Capote hatte Vidal künstlerisch bald überflügelt, aber er machte einen – auch für seinen Nachruhm – schlimmen Fehler: Er erlag den Folgen seiner Exzesse schon mit Ende 50. Vidal überlebte ihn um fast 20 Jahre und erfüllte einen seiner (von Capote gern zitierten) Wahlsprüche: „Langlebigkeit ist die Lösung. Wenn du lang genug lebst, wendet sich alles zu deinen Gunsten.“ Das ließ ihm noch viel Zeit, die Dinge aus seiner Sicht zu darzustellen.
Vidal blieb als Zeitzeuge und Kommentator gefragt und fand – unabhängig von der Erkennbarkeit eines tatsächlichen Standpunktes – immer Wege, sichtbar zu bleiben und gehört zu werden. So unterzeichnete er einerseits einen offen Brief an Bundeskanzler Kohl, in dem die „Diskriminierung“ der Mitglieder von Scientology in der Bundesrepublik mit der Judenverfolgung im Dritten Reich verglichen wurde, ließ sich aber andererseits nicht nehmen, den Sektengründer L. Ron Hubbard der Ausstrahlung von „Übel, Arglistigkeit und Dummheit“ zu bezichtigen.

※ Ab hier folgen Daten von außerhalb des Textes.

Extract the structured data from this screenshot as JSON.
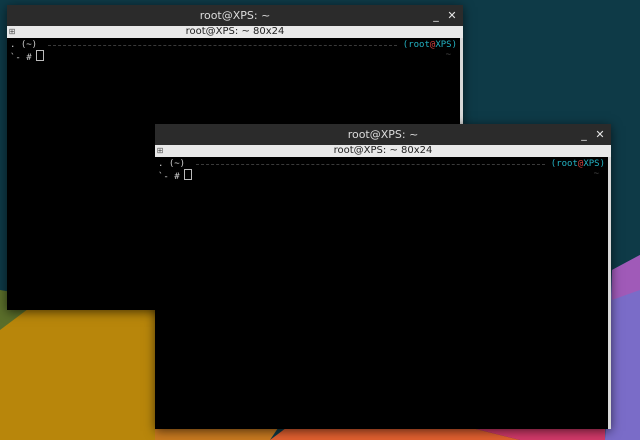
{
  "windows": [
    {
      "title": "root@XPS: ~",
      "tab_title": "root@XPS: ~ 80x24",
      "minimize_label": "_",
      "close_label": "✕",
      "tab_icon": "⊞",
      "prompt": {
        "dir_line": ". (~)",
        "user": "root",
        "at": "@",
        "host": "XPS",
        "input_line": "`- #",
        "right_tilde": "~"
      }
    },
    {
      "title": "root@XPS: ~",
      "tab_title": "root@XPS: ~ 80x24",
      "minimize_label": "_",
      "close_label": "✕",
      "tab_icon": "⊞",
      "prompt": {
        "dir_line": ". (~)",
        "user": "root",
        "at": "@",
        "host": "XPS",
        "input_line": "`- #",
        "right_tilde": "~"
      }
    }
  ],
  "colors": {
    "desktop_bg": "#0e3a47",
    "titlebar": "#2b2b2b",
    "tabbar": "#e9e9e9",
    "prompt_cyan": "#23b3c4",
    "prompt_red": "#d04040"
  }
}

In seinen 1995 erschienen Memoiren „Palimpsest“ wimmelt es von Psychogrammen seiner Mitwelt, die denen Capotes in puncto Garstigkeit nicht nachstehen, die zu lesen aber weitaus weniger amüsant ist. Wer alles kurz und klein schlägt, wird zwischendurch auch mal den Richtigen erwischen.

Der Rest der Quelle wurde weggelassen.